Snap says that it will discontinue the tests once the new privacy rule comes into effect, but that it believes there are other steps it can take without breaking Apple’s rules…
Personalized advertising is big business, as app and web users are far more likely to respond to an ad for a product category known to interest them. For this reason, it is common for both websites and apps to track the websites users visit and serve ads that target relevant products and product categories. If you read a review for a new camera, for example, you are very likely to start seeing ads for that camera and competing models.
Apple has so far allowed this, even going so far as to design a system known as Identifier for Advertisers (IDFA). This assigns a unique ID to each device across apps and websites without revealing the actual identity of the person. As we noted previously, all this is set to change.
Apple will take this privacy protection a step further by allowing Apple users to choose whether or not to opt into this tracking on an app-by-app basis. Every app will have to display a pop-up that seeks permission.
Apple originally planned to introduce the new system with the launch of iOS 14, but delayed it until “early spring” to give the ad industry more time to prepare.
Advertisers fear that most users will refuse permission, and the industry has been busy trying to find workarounds.

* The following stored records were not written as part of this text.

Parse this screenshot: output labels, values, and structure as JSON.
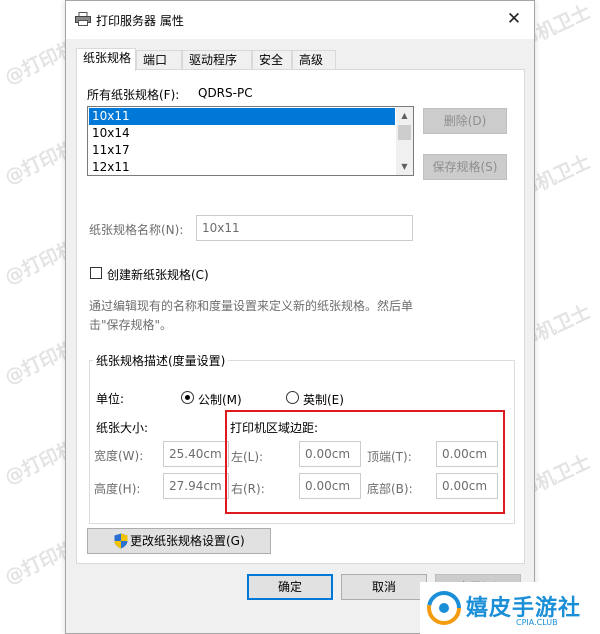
{
  "window": {
    "title": "打印服务器 属性",
    "close_glyph": "✕"
  },
  "tabs": [
    "纸张规格",
    "端口",
    "驱动程序",
    "安全",
    "高级"
  ],
  "forms_section": {
    "label": "所有纸张规格(F):",
    "server": "QDRS-PC",
    "items": [
      "10x11",
      "10x14",
      "11x17",
      "12x11"
    ],
    "selected_index": 0
  },
  "buttons": {
    "delete": "删除(D)",
    "save_form": "保存规格(S)",
    "change_settings": "更改纸张规格设置(G)",
    "ok": "确定",
    "cancel": "取消",
    "apply": "应用(A)"
  },
  "form_name": {
    "label": "纸张规格名称(N):",
    "value": "10x11"
  },
  "create_new": {
    "label": "创建新纸张规格(C)",
    "checked": false
  },
  "help_text": {
    "line1": "通过编辑现有的名称和度量设置来定义新的纸张规格。然后单",
    "line2": "击\"保存规格\"。"
  },
  "description": {
    "group_label": "纸张规格描述(度量设置)",
    "units_label": "单位:",
    "metric": "公制(M)",
    "english": "英制(E)",
    "metric_selected": true,
    "paper_size_label": "纸张大小:",
    "width_label": "宽度(W):",
    "width_value": "25.40cm",
    "height_label": "高度(H):",
    "height_value": "27.94cm",
    "margins_label": "打印机区域边距:",
    "left_label": "左(L):",
    "left_value": "0.00cm",
    "right_label": "右(R):",
    "right_value": "0.00cm",
    "top_label": "顶端(T):",
    "top_value": "0.00cm",
    "bottom_label": "底部(B):",
    "bottom_value": "0.00cm"
  },
  "watermark": {
    "text": "@打印机卫士",
    "brand": "嬉皮手游社",
    "brand_sub": "CPIA.CLUB"
  },
  "colors": {
    "accent": "#0078d7",
    "highlight_box": "#e0191e",
    "brand_orange": "#f39c12",
    "brand_blue": "#1a8fd8"
  }
}
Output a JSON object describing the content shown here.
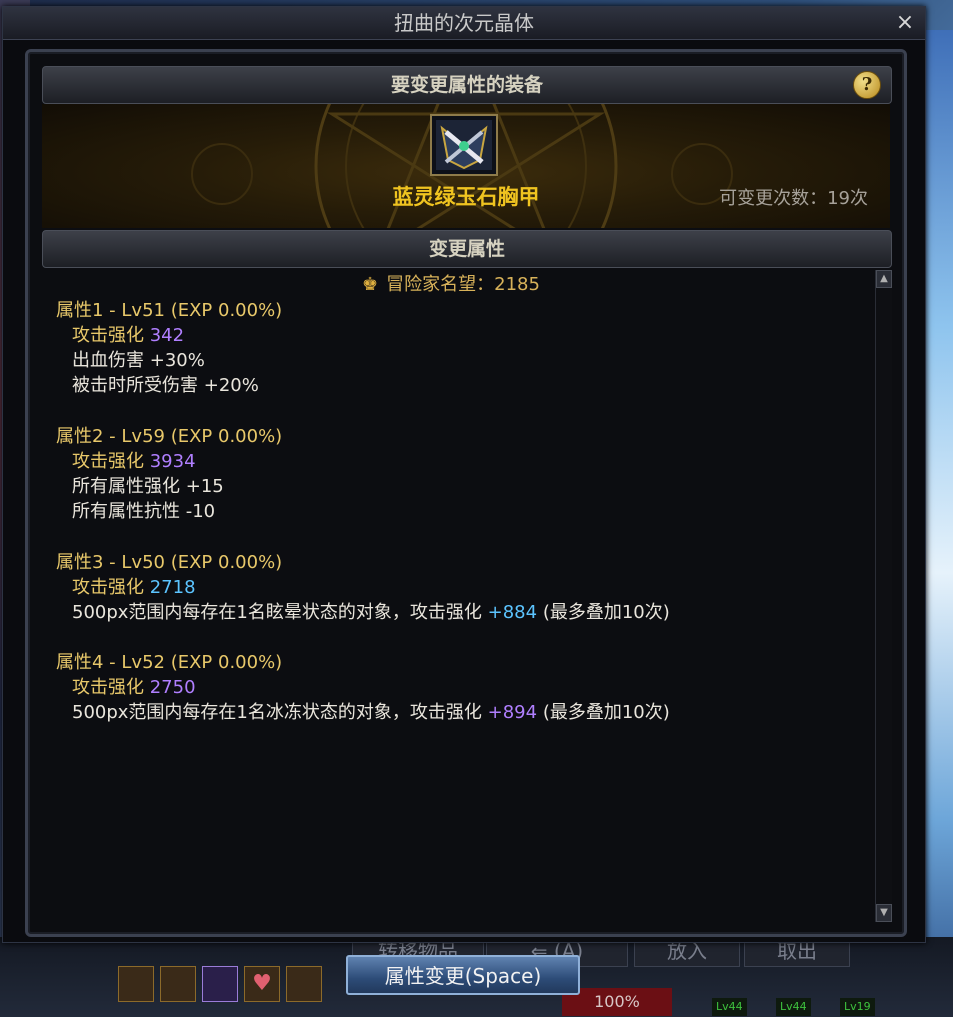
{
  "window": {
    "title": "扭曲的次元晶体",
    "close_glyph": "×"
  },
  "equipment_section": {
    "header": "要变更属性的装备",
    "help_glyph": "?",
    "item_name": "蓝灵绿玉石胸甲",
    "change_count": "可变更次数：19次"
  },
  "attribute_section": {
    "header": "变更属性",
    "fame": "冒险家名望：2185",
    "groups": [
      {
        "head": "属性1 - Lv51 (EXP 0.00%)",
        "lines": [
          {
            "label": "攻击强化",
            "value": "342",
            "value_color": "purple"
          },
          {
            "label": "出血伤害",
            "value": "+30%"
          },
          {
            "label": "被击时所受伤害",
            "value": "+20%"
          }
        ]
      },
      {
        "head": "属性2 - Lv59 (EXP 0.00%)",
        "lines": [
          {
            "label": "攻击强化",
            "value": "3934",
            "value_color": "purple"
          },
          {
            "label": "所有属性强化",
            "value": "+15"
          },
          {
            "label": "所有属性抗性",
            "value": "-10"
          }
        ]
      },
      {
        "head": "属性3 - Lv50 (EXP 0.00%)",
        "lines": [
          {
            "label": "攻击强化",
            "value": "2718",
            "value_color": "cyan"
          },
          {
            "label": "500px范围内每存在1名眩晕状态的对象，攻击强化",
            "value": "+884",
            "value_color": "cyan",
            "suffix": "(最多叠加10次)"
          }
        ]
      },
      {
        "head": "属性4 - Lv52 (EXP 0.00%)",
        "lines": [
          {
            "label": "攻击强化",
            "value": "2750",
            "value_color": "purple"
          },
          {
            "label": "500px范围内每存在1名冰冻状态的对象，攻击强化",
            "value": "+894",
            "value_color": "purple",
            "suffix": "(最多叠加10次)"
          }
        ]
      }
    ]
  },
  "apply_button": "属性变更(Space)",
  "hud": {
    "transfer_label": "转移物品",
    "key_hint": "(A)",
    "put_in": "放入",
    "take_out": "取出",
    "percent": "100%",
    "lv_tags": [
      "Lv44",
      "Lv44",
      "Lv19"
    ]
  },
  "colors": {
    "gold": "#e8c86a",
    "purple": "#b07fff",
    "cyan": "#5cc4ff",
    "item_name": "#f0c420"
  }
}
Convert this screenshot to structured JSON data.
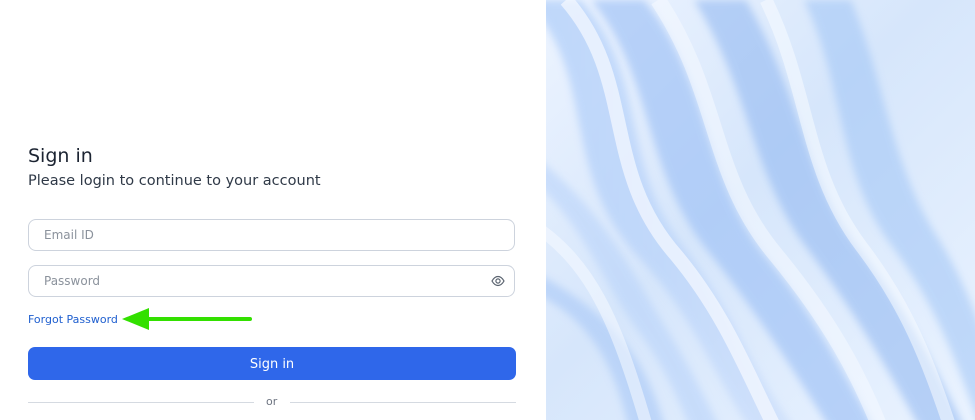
{
  "signin": {
    "title": "Sign in",
    "subtitle": "Please login to continue to your account",
    "email_placeholder": "Email ID",
    "password_placeholder": "Password",
    "forgot_password": "Forgot Password",
    "submit_label": "Sign in",
    "divider_text": "or"
  },
  "icons": {
    "password_toggle": "eye-icon",
    "annotation": "green-arrow-icon"
  },
  "colors": {
    "primary_button": "#2f67ea",
    "link": "#1f5fcf",
    "annotation_arrow": "#33e000",
    "panel_background": "#dce8fb"
  }
}
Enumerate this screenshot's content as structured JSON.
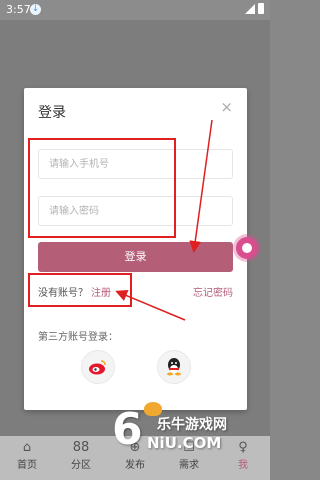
{
  "status": {
    "time": "3:57",
    "download_glyph": "↓"
  },
  "dialog": {
    "title": "登录",
    "close_glyph": "×",
    "phone_placeholder": "请输入手机号",
    "password_placeholder": "请输入密码",
    "login_label": "登录",
    "no_account": "没有账号？",
    "register": "注册",
    "forgot": "忘记密码",
    "third_party": "第三方账号登录："
  },
  "tabs": [
    "首页",
    "分区",
    "发布",
    "需求",
    "我"
  ],
  "tab_icons": [
    "⌂",
    "88",
    "⊕",
    "☐",
    "♀"
  ],
  "watermark": {
    "number": "6",
    "brand": "乐牛游戏网",
    "site": "NiU.COM"
  },
  "colors": {
    "accent": "#b45e78",
    "annotation": "#e02020"
  }
}
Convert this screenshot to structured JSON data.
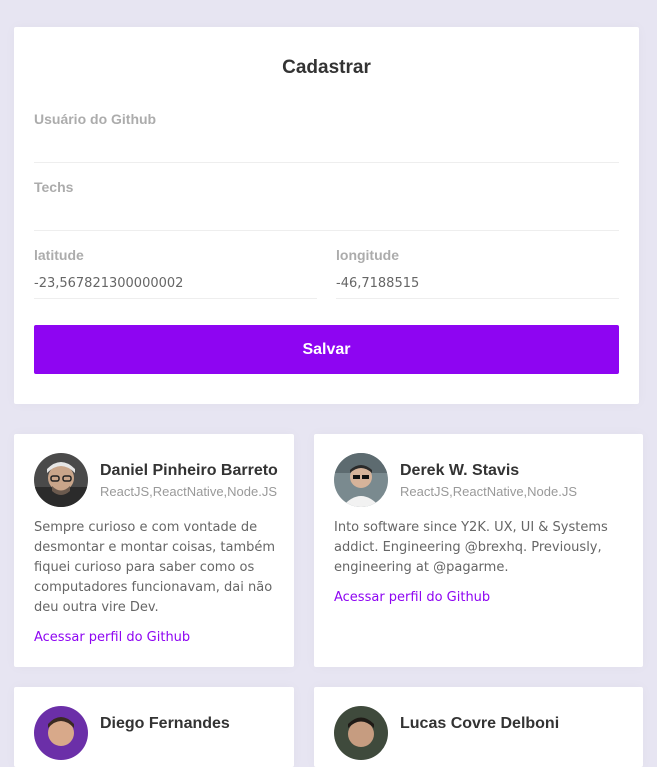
{
  "form": {
    "title": "Cadastrar",
    "github_user": {
      "label": "Usuário do Github",
      "value": ""
    },
    "techs": {
      "label": "Techs",
      "value": ""
    },
    "latitude": {
      "label": "latitude",
      "value": "-23,567821300000002"
    },
    "longitude": {
      "label": "longitude",
      "value": "-46,7188515"
    },
    "save_label": "Salvar"
  },
  "accent_color": "#8e05f2",
  "devs": [
    {
      "name": "Daniel Pinheiro Barreto",
      "techs": "ReactJS,ReactNative,Node.JS",
      "bio": "Sempre curioso e com vontade de desmontar e montar coisas, também fiquei curioso para saber como os computadores funcionavam, dai não deu outra vire Dev.",
      "link_label": "Acessar perfil do Github",
      "avatar": "avatar-photo"
    },
    {
      "name": "Derek W. Stavis",
      "techs": "ReactJS,ReactNative,Node.JS",
      "bio": "Into software since Y2K. UX, UI & Systems addict. Engineering @brexhq. Previously, engineering at @pagarme.",
      "link_label": "Acessar perfil do Github",
      "avatar": "avatar-photo"
    },
    {
      "name": "Diego Fernandes",
      "avatar": "avatar-photo"
    },
    {
      "name": "Lucas Covre Delboni",
      "avatar": "avatar-photo"
    }
  ]
}
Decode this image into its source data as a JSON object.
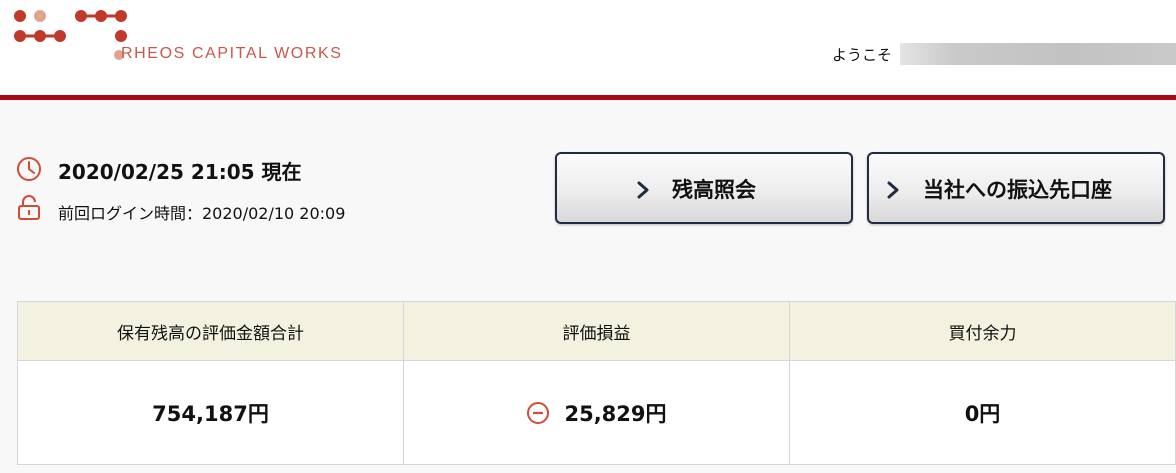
{
  "header": {
    "logo_text": "RHEOS CAPITAL WORKS",
    "welcome": "ようこそ",
    "brand_color": "#a50c14",
    "logo_dot_colors": [
      "#c0392b",
      "#e1a38c"
    ]
  },
  "status": {
    "current_datetime": "2020/02/25 21:05 現在",
    "last_login": "前回ログイン時間：2020/02/10 20:09",
    "icons": [
      "clock-icon",
      "unlock-icon"
    ]
  },
  "actions": {
    "balance_label": "残高照会",
    "transfer_label": "当社への振込先口座",
    "chevron_icon": "chevron-right-icon"
  },
  "summary": {
    "headers": [
      "保有残高の評価金額合計",
      "評価損益",
      "買付余力"
    ],
    "values": [
      "754,187円",
      "25,829円",
      "0円"
    ],
    "pl_sign_icon": "minus-circle-icon",
    "header_bg": "#f3f1df",
    "negative_color": "#d24b35"
  }
}
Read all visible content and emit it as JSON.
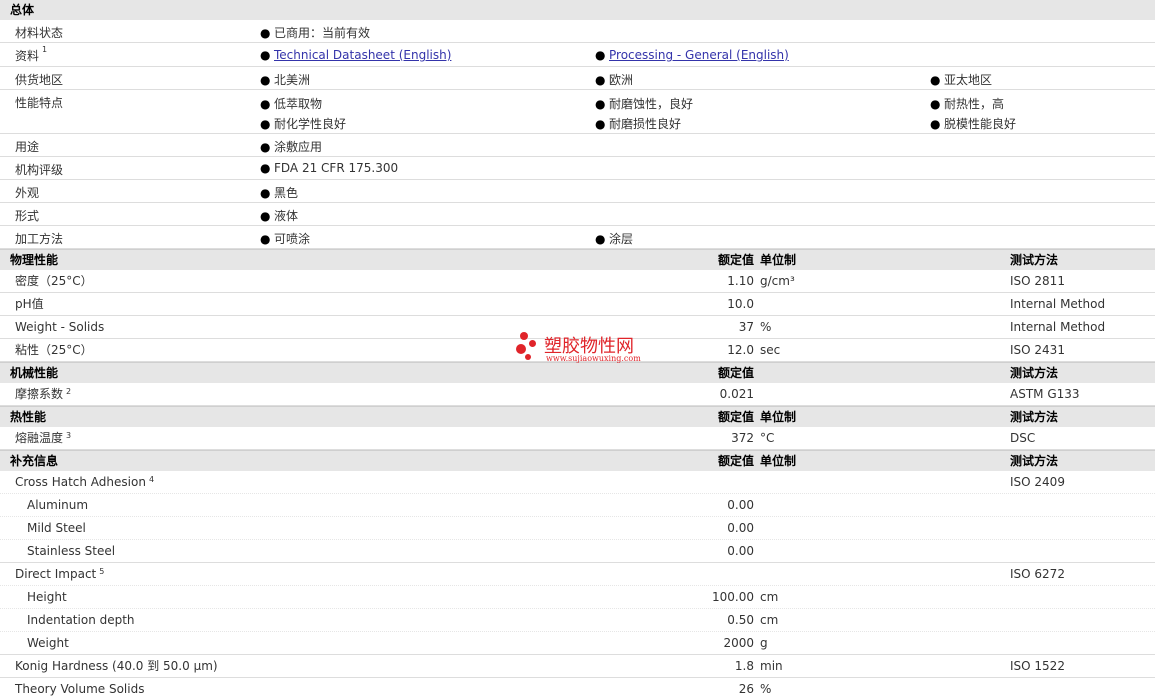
{
  "general": {
    "title": "总体",
    "rows": [
      {
        "label": "材料状态",
        "sup": "",
        "cells": [
          "已商用：当前有效"
        ]
      },
      {
        "label": "资料",
        "sup": "1",
        "links": [
          "Technical Datasheet (English)",
          "Processing - General (English)"
        ]
      },
      {
        "label": "供货地区",
        "sup": "",
        "cells": [
          "北美洲",
          "欧洲",
          "亚太地区"
        ]
      },
      {
        "label": "性能特点",
        "sup": "",
        "cells": [
          "低萃取物",
          "耐磨蚀性，良好",
          "耐热性，高",
          "耐化学性良好",
          "耐磨损性良好",
          "脱模性能良好"
        ]
      },
      {
        "label": "用途",
        "sup": "",
        "cells": [
          "涂敷应用"
        ]
      },
      {
        "label": "机构评级",
        "sup": "",
        "cells": [
          "FDA 21 CFR 175.300"
        ]
      },
      {
        "label": "外观",
        "sup": "",
        "cells": [
          "黑色"
        ]
      },
      {
        "label": "形式",
        "sup": "",
        "cells": [
          "液体"
        ]
      },
      {
        "label": "加工方法",
        "sup": "",
        "cells": [
          "可喷涂",
          "涂层"
        ]
      }
    ]
  },
  "columns": {
    "nominal": "额定值",
    "unit": "单位制",
    "test": "测试方法"
  },
  "physical": {
    "title": "物理性能",
    "rows": [
      {
        "label": "密度（25°C）",
        "value": "1.10",
        "unit": "g/cm³",
        "test": "ISO 2811"
      },
      {
        "label": "pH值",
        "value": "10.0",
        "unit": "",
        "test": "Internal Method"
      },
      {
        "label": "Weight - Solids",
        "value": "37",
        "unit": "%",
        "test": "Internal Method"
      },
      {
        "label": "粘性（25°C）",
        "value": "12.0",
        "unit": "sec",
        "test": "ISO 2431"
      }
    ]
  },
  "mechanical": {
    "title": "机械性能",
    "rows": [
      {
        "label": "摩擦系数",
        "sup": "2",
        "value": "0.021",
        "unit": "",
        "test": "ASTM G133"
      }
    ]
  },
  "thermal": {
    "title": "热性能",
    "rows": [
      {
        "label": "熔融温度",
        "sup": "3",
        "value": "372",
        "unit": "°C",
        "test": "DSC"
      }
    ]
  },
  "supplementary": {
    "title": "补充信息",
    "cross_hatch": {
      "label": "Cross Hatch Adhesion",
      "sup": "4",
      "test": "ISO 2409",
      "subs": [
        {
          "label": "Aluminum",
          "value": "0.00"
        },
        {
          "label": "Mild Steel",
          "value": "0.00"
        },
        {
          "label": "Stainless Steel",
          "value": "0.00"
        }
      ]
    },
    "direct_impact": {
      "label": "Direct Impact",
      "sup": "5",
      "test": "ISO 6272",
      "subs": [
        {
          "label": "Height",
          "value": "100.00",
          "unit": "cm"
        },
        {
          "label": "Indentation depth",
          "value": "0.50",
          "unit": "cm"
        },
        {
          "label": "Weight",
          "value": "2000",
          "unit": "g"
        }
      ]
    },
    "konig": {
      "label": "Konig Hardness (40.0 到  50.0 µm)",
      "value": "1.8",
      "unit": "min",
      "test": "ISO 1522"
    },
    "theory": {
      "label": "Theory Volume Solids",
      "value": "26",
      "unit": "%"
    }
  },
  "watermark": {
    "name": "塑胶物性网",
    "url": "www.sujiaowuxing.com",
    "color": "#e0242a"
  },
  "colors": {
    "header_bg": "#e6e6e6",
    "link": "#3333aa"
  }
}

In the US, a device fingerprinting SDK was banned by Apple, the company yesterday starting to reject apps which use it.
Snap’s workaround to App Tracking Transparency
The Financial Times reports that Snap has tested a workaround that uses the same approach as the banned SDK, known as “probabilistic matching.”
Snap has explored how it can circumvent new privacy rules for iPhones, in a move that may trigger the wrath of Apple, according to several people familiar with the situation […]
According to recent internal documents seen by the Financial Times, Snap wanted to gather data from companies that analyze whether people have responded to ad campaigns, including aggregated IP addresses, the labels that identify devices connected to the internet.
It hoped it could take that data and cross-reference it against the information it holds on its own users to identify and track them, in a technique known as “probabilistic matching,” according to several people familiar with its plans.
Other companies using this technique claim 95% success in identifying individual users.
Snap admitted to the FT that it has been running the tests, but said it would cease doing so when the App Tracking Transparency rules take effect in the next few weeks.
“We support and will follow Apple’s upcoming guidelines because we have always believed that advertising should respect consumers’ privacy,” said Snap.
However, the company went on to say that it is still working on “privacy-centric solutions,” and that while it acknowledges it cannot track individual users, it believes the new rules still allow it to identify “cohorts” of users with similar interests.
Apple is likely to disagree.
Update: Snap denies that it uses a probabilistic matching technique, but declined to state what method it was using, or what its success rate was. The smart money would be on this being a purely semantic matter, as the objective is the same, and refraining from using direct tracking only leaves some form of device fingerprinting.